The twelve week wait, you would think, would be an enjoyable time where you’re boobs are getting bigger, you’re not really gaining that much weight despite eating a lot more, and you generally feel full of life – literally. For me, however, although I am over the moon and full of glee, I am also full of worry and anxiousness. The two week wait was bad enough, but this is a whole new type of torture. Every cramping sensation, I’m worried that something bad is happening. Every wet feeling down below, I’m worried it’s blood and dash to the toilet to check. The fact that I haven’t had any nausea concerns me! I’m so nervous about losing beansprout and going back to square one. I hate not being in control of something.
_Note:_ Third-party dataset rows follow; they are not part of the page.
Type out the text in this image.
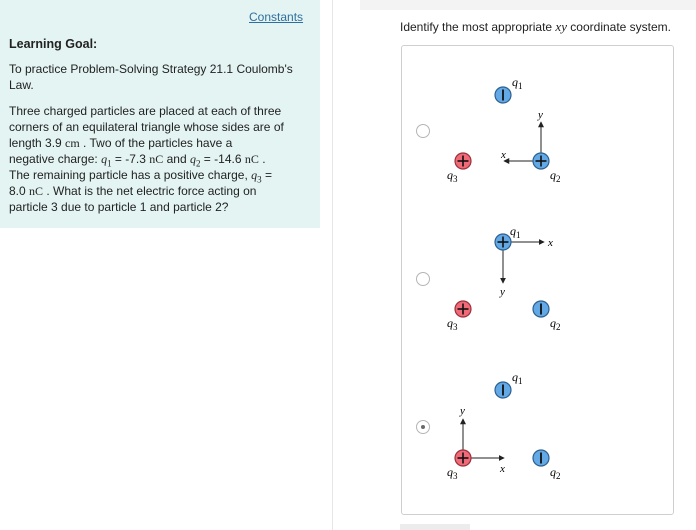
Constants
Learning Goal:
To practice Problem-Solving Strategy 21.1 Coulomb's Law.
Three charged particles are placed at each of three
corners of an equilateral triangle whose sides are of
length 3.9 cm . Two of the particles have a
negative charge: $q_1 = -7.3$ nC and $q_2 = -14.6$ nC .
The remaining particle has a positive charge, $q_3$ =
8.0 nC . What is the net electric force acting on
particle 3 due to particle 1 and particle 2?
Identify the most appropriate xy coordinate system.
y
x
$q_1$
$q_3$	$q_2$
x
y
$q_1$
$q_3$	$q_2$
y
x
$q_1$
$q_3$	$q_2$
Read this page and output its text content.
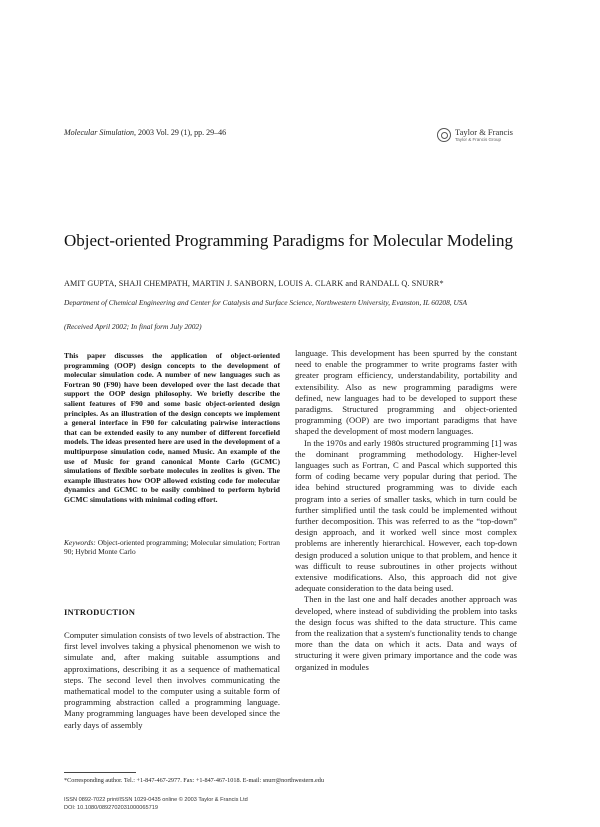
Molecular Simulation, 2003 Vol. 29 (1), pp. 29–46	Taylor & Francis
Taylor & Francis Group
Object-oriented Programming Paradigms for Molecular Modeling
AMIT GUPTA, SHAJI CHEMPATH, MARTIN J. SANBORN, LOUIS A. CLARK and RANDALL Q. SNURR*
Department of Chemical Engineering and Center for Catalysis and Surface Science, Northwestern University, Evanston, IL 60208, USA
(Received April 2002; In final form July 2002)
This paper discusses the application of object-oriented programming (OOP) design concepts to the development of molecular simulation code. A number of new languages such as Fortran 90 (F90) have been developed over the last decade that support the OOP design philosophy. We briefly describe the salient features of F90 and some basic object-oriented design principles. As an illustration of the design concepts we implement a general interface in F90 for calculating pairwise interactions that can be extended easily to any number of different forcefield models. The ideas presented here are used in the development of a multipurpose simulation code, named Music. An example of the use of Music for grand canonical Monte Carlo (GCMC) simulations of flexible sorbate molecules in zeolites is given. The example illustrates how OOP allowed existing code for molecular dynamics and GCMC to be easily combined to perform hybrid GCMC simulations with minimal coding effort.
Keywords: Object-oriented programming; Molecular simulation; Fortran 90; Hybrid Monte Carlo
INTRODUCTION

Computer simulation consists of two levels of abstraction. The first level involves taking a physical phenomenon we wish to simulate and, after making suitable assumptions and approximations, describing it as a sequence of mathematical steps. The second level then involves communicating the mathematical model to the computer using a suitable form of programming abstraction called a programming language. Many programming languages have been developed since the early days of assembly

language. This development has been spurred by the constant need to enable the programmer to write programs faster with greater program efficiency, understandability, portability and extensibility. Also as new programming paradigms were defined, new languages had to be developed to support these paradigms. Structured programming and object-oriented programming (OOP) are two important paradigms that have shaped the development of most modern languages.

In the 1970s and early 1980s structured programming [1] was the dominant programming methodology. Higher-level languages such as Fortran, C and Pascal which supported this form of coding became very popular during that period. The idea behind structured programming was to divide each program into a series of smaller tasks, which in turn could be further simplified until the task could be implemented without further decomposition. This was referred to as the “top-down” design approach, and it worked well since most complex problems are inherently hierarchical. However, each top-down design produced a solution unique to that problem, and hence it was difficult to reuse subroutines in other projects without extensive modifications. Also, this approach did not give adequate consideration to the data being used.

Then in the last one and half decades another approach was developed, where instead of subdividing the problem into tasks the design focus was shifted to the data structure. This came from the realization that a system's functionality tends to change more than the data on which it acts. Data and ways of structuring it were given primary importance and the code was organized in modules

*Corresponding author. Tel.: +1-847-467-2977. Fax: +1-847-467-1018. E-mail: snurr@northwestern.edu
ISSN 0892-7022 print/ISSN 1029-0435 online © 2003 Taylor & Francis Ltd
DOI: 10.1080/0892702031000065719
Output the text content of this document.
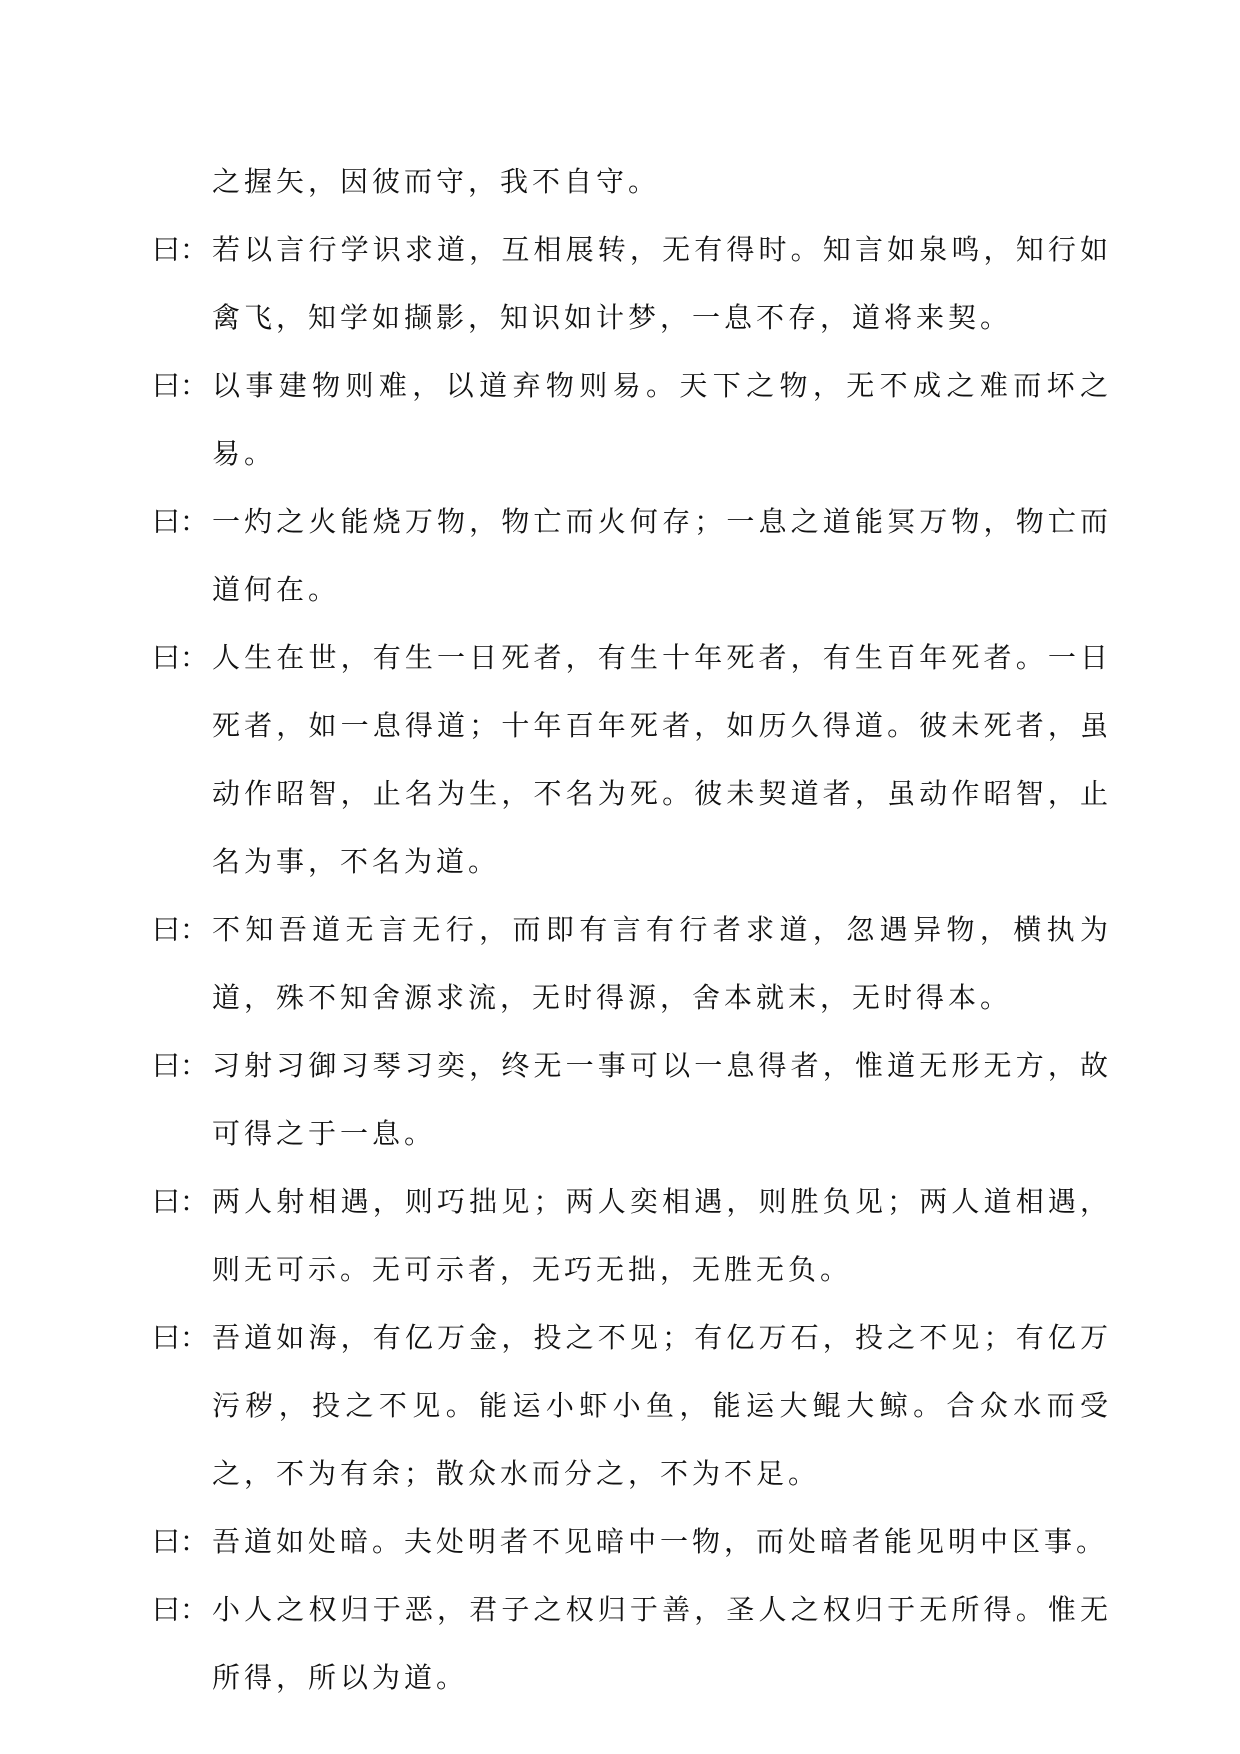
之握矢，因彼而守，我不自守。

曰： 若以言行学识求道，互相展转，无有得时。知言如泉鸣，知行如禽飞，知学如撷影，知识如计梦，一息不存，道将来契。

曰： 以事建物则难，以道弃物则易。天下之物，无不成之难而坏之易。

曰： 一灼之火能烧万物，物亡而火何存；一息之道能冥万物，物亡而道何在。

曰： 人生在世，有生一日死者，有生十年死者，有生百年死者。一日死者，如一息得道；十年百年死者，如历久得道。彼未死者，虽动作昭智，止名为生，不名为死。彼未契道者，虽动作昭智，止名为事，不名为道。

曰： 不知吾道无言无行，而即有言有行者求道，忽遇异物，横执为道，殊不知舍源求流，无时得源，舍本就末，无时得本。

曰： 习射习御习琴习奕，终无一事可以一息得者，惟道无形无方，故可得之于一息。

曰： 两人射相遇，则巧拙见；两人奕相遇，则胜负见；两人道相遇，则无可示。无可示者，无巧无拙，无胜无负。

曰： 吾道如海，有亿万金，投之不见；有亿万石，投之不见；有亿万污秽，投之不见。能运小虾小鱼，能运大鲲大鲸。合众水而受之，不为有余；散众水而分之，不为不足。

曰： 吾道如处暗。夫处明者不见暗中一物，而处暗者能见明中区事。

曰： 小人之权归于恶，君子之权归于善，圣人之权归于无所得。惟无所得，所以为道。
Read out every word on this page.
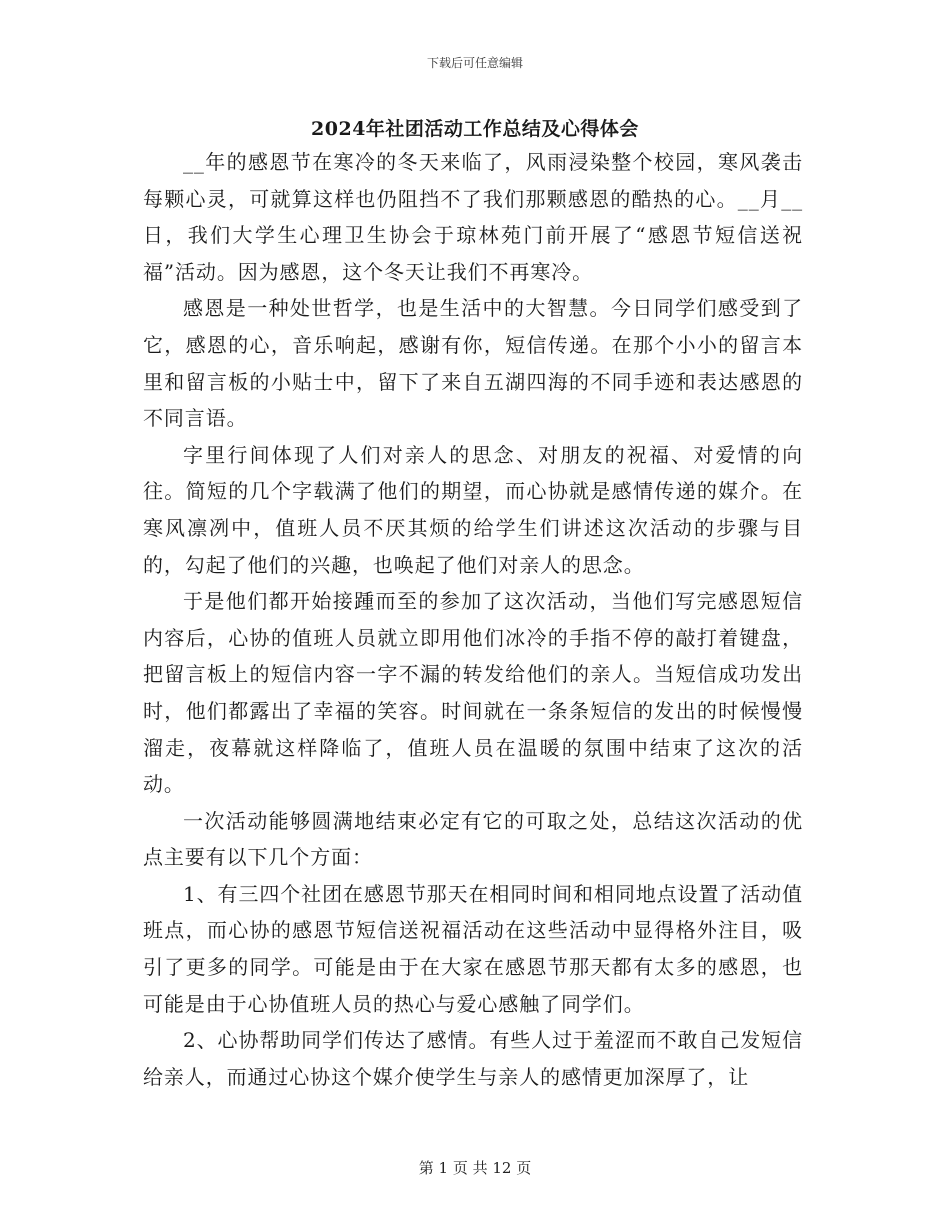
下载后可任意编辑
2024年社团活动工作总结及心得体会

__年的感恩节在寒冷的冬天来临了，风雨浸染整个校园，寒风袭击每颗心灵，可就算这样也仍阻挡不了我们那颗感恩的酷热的心。__月__日，我们大学生心理卫生协会于琼林苑门前开展了“感恩节短信送祝福”活动。因为感恩，这个冬天让我们不再寒冷。

感恩是一种处世哲学，也是生活中的大智慧。今日同学们感受到了它，感恩的心，音乐响起，感谢有你，短信传递。在那个小小的留言本里和留言板的小贴士中，留下了来自五湖四海的不同手迹和表达感恩的不同言语。

字里行间体现了人们对亲人的思念、对朋友的祝福、对爱情的向往。简短的几个字载满了他们的期望，而心协就是感情传递的媒介。在寒风凛冽中，值班人员不厌其烦的给学生们讲述这次活动的步骤与目的，勾起了他们的兴趣，也唤起了他们对亲人的思念。

于是他们都开始接踵而至的参加了这次活动，当他们写完感恩短信内容后，心协的值班人员就立即用他们冰冷的手指不停的敲打着键盘，把留言板上的短信内容一字不漏的转发给他们的亲人。当短信成功发出时，他们都露出了幸福的笑容。时间就在一条条短信的发出的时候慢慢溜走，夜幕就这样降临了，值班人员在温暖的氛围中结束了这次的活动。

一次活动能够圆满地结束必定有它的可取之处，总结这次活动的优点主要有以下几个方面：

1、有三四个社团在感恩节那天在相同时间和相同地点设置了活动值班点，而心协的感恩节短信送祝福活动在这些活动中显得格外注目，吸引了更多的同学。可能是由于在大家在感恩节那天都有太多的感恩，也可能是由于心协值班人员的热心与爱心感触了同学们。

2、心协帮助同学们传达了感情。有些人过于羞涩而不敢自己发短信给亲人，而通过心协这个媒介使学生与亲人的感情更加深厚了，让

第 1 页 共 12 页
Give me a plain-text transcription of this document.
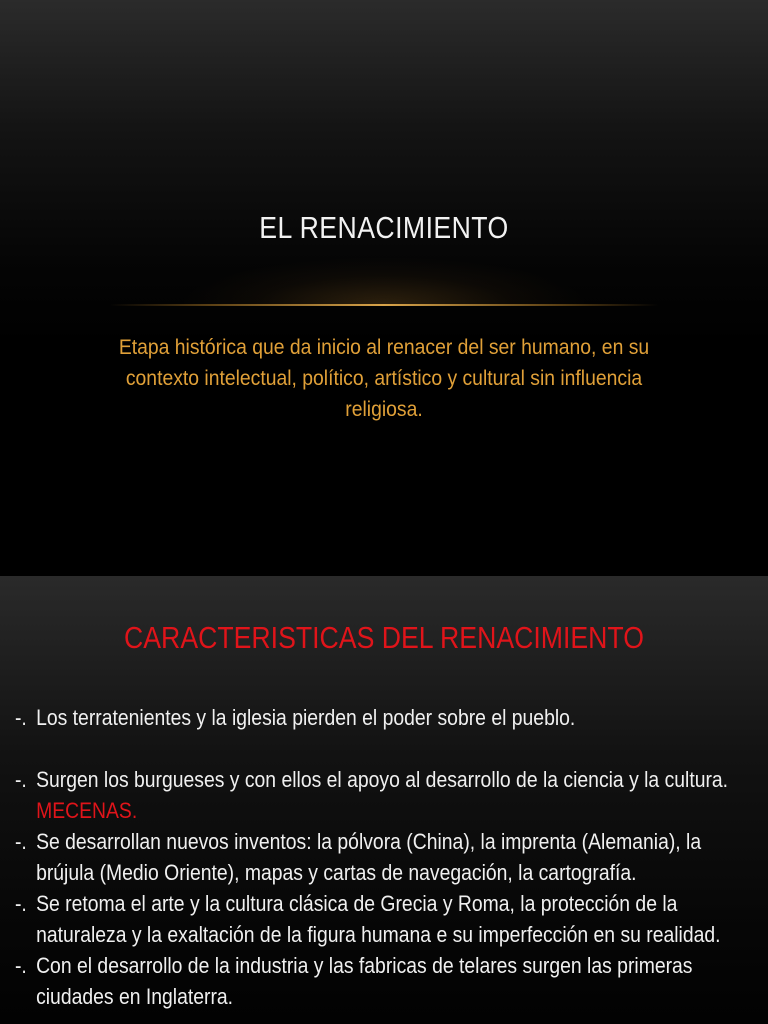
EL RENACIMIENTO
Etapa histórica que da inicio al renacer del ser humano, en su contexto intelectual, político, artístico y cultural sin influencia religiosa.
CARACTERISTICAS DEL RENACIMIENTO
-. Los terratenientes y la iglesia pierden el poder sobre el pueblo.
-. Surgen los burgueses y con ellos el apoyo al desarrollo de la ciencia y la cultura.  MECENAS.
-. Se desarrollan nuevos inventos: la pólvora (China), la imprenta (Alemania), la brújula (Medio Oriente), mapas y cartas de navegación, la cartografía.
-. Se retoma el arte y la cultura clásica de Grecia y Roma, la protección de la naturaleza y la exaltación de la figura humana e su imperfección en su realidad.
-. Con el desarrollo de la industria y las fabricas de telares surgen las primeras ciudades en Inglaterra.
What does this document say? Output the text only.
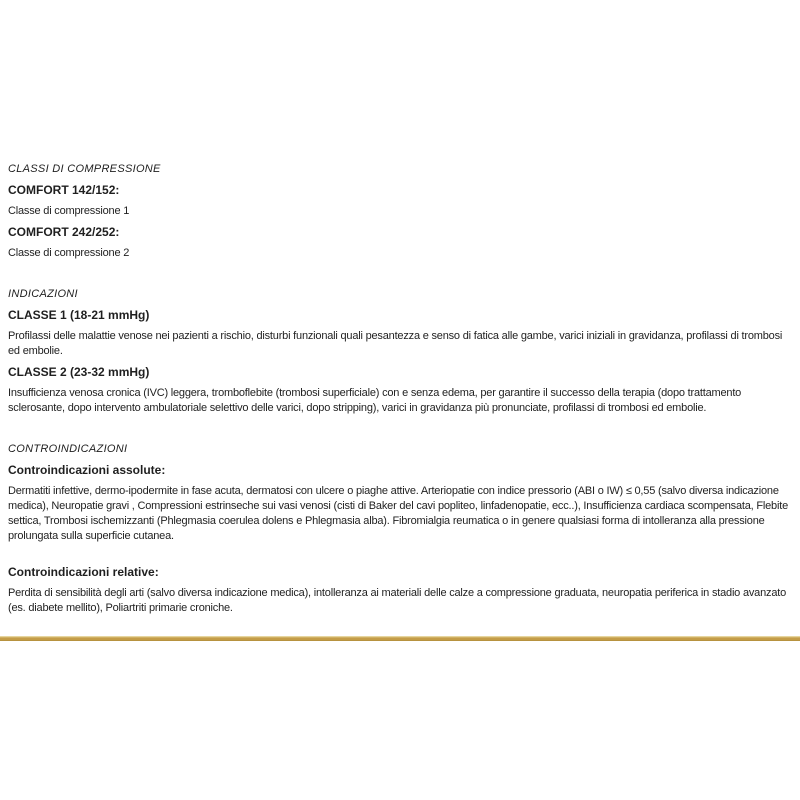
CLASSI DI COMPRESSIONE

COMFORT 142/152:

Classe di compressione 1

COMFORT 242/252:

Classe di compressione 2

INDICAZIONI

CLASSE 1 (18-21 mmHg)

Profilassi delle malattie venose nei pazienti a rischio, disturbi funzionali quali pesantezza e senso di fatica alle gambe, varici iniziali in gravidanza, profilassi di trombosi ed embolie.

CLASSE 2 (23-32 mmHg)

Insufficienza venosa cronica (IVC) leggera, tromboflebite (trombosi superficiale) con e senza edema, per garantire il successo della terapia (dopo trattamento sclerosante, dopo intervento ambulatoriale selettivo delle varici, dopo stripping), varici in gravidanza più pronunciate, profilassi di trombosi ed embolie.

CONTROINDICAZIONI

Controindicazioni assolute:

Dermatiti infettive, dermo-ipodermite in fase acuta, dermatosi con ulcere o piaghe attive. Arteriopatie con indice pressorio (ABI o IW) ≤ 0,55 (salvo diversa indicazione medica), Neuropatie gravi , Compressioni estrinseche sui vasi venosi (cisti di Baker del cavi popliteo, linfadenopatie, ecc..), Insufficienza cardiaca scompensata, Flebite settica, Trombosi ischemizzanti (Phlegmasia coerulea dolens e Phlegmasia alba). Fibromialgia reumatica o in genere qualsiasi forma di intolleranza alla pressione prolungata sulla superficie cutanea.

Controindicazioni relative:

Perdita di sensibilità degli arti (salvo diversa indicazione medica), intolleranza ai materiali delle calze a compressione graduata, neuropatia periferica in stadio avanzato (es. diabete mellito), Poliartriti primarie croniche.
Like most first time mums I imagine, especially those that have worked their socks off to get there, you desperately fret over the littlest of things. I know you shouldn’t, but you do. You’re not in control of anything going on in there, apart from looking after yourself on the outside so that you don’t hurt what’s going on on the inside.
As an avid gardener, I deal with plants easily. You water them and give them plenty of light. You know when it’s not happy and you know when it is. With a beansprout, it’s completely different. You can’t see, hear, or even feel them. You don’t have x-ray vision or a way to communicate with them to see if they’re ok.
On top of this, especially if you’re waiting until after the scan to spread the news, you don’t have many, if any, people to ask. I have a couple of people at work to ask certain things to, but even so; if I did ask one or two questions, their answers weren’t always good enough because I know deep down every pregnancy is different. Sure they reassured me, but I am expecting something to go wrong just like the constant BFN’s we’ve had over the past 18 months. I can’t believe it has finally worked… not for us, anyway. I totally expect the rug to be whipped from underneath us as I never thought it would work. Honestly. After the 10th BFN I genuinely started to think we would be a childless family with lots of dogs instead.
I hate being so negative, especially during what was meant to be an exciting time – but I can’t help it. It’s awful, and not to mention stressful. Most of the time I feel pathetic as women were having babies during wartimes and babies survived! Hell, I’m sure cavewomen didn’t fret over little things, and look how we turned out. It is never expected that women are to go onto constant bed rest during the 9 months, so I try to behave as normal as possible – which was also tiring as I then spend the next 30 minutes checking whether I should have done this and that. I know not to lift anything heavy and not to eat certain foods, but even the way I sit down worries me incase I crushed something. Yes, I am crazy and paranoid – but I cannot bear the thought of possibly begin the cause of a loss.
S is probably the person I feel most sorry for. Not only does she get bombarded with questions which she doesn’t have the answer to, and often says “Babe, I don’t know” (she never bullshits me, but sometimes I could do with a little “it’ll be fine”), she has the awful task of keeping me occupied when I am restless, and fed when I am constantly hungry. Hands down she is amazing and I couldn’t do it without her. I’m sure she had her own worries, but she never showed them or told me. I love her so much.
This post was written when I was approximately 10-11 weeks pregnant.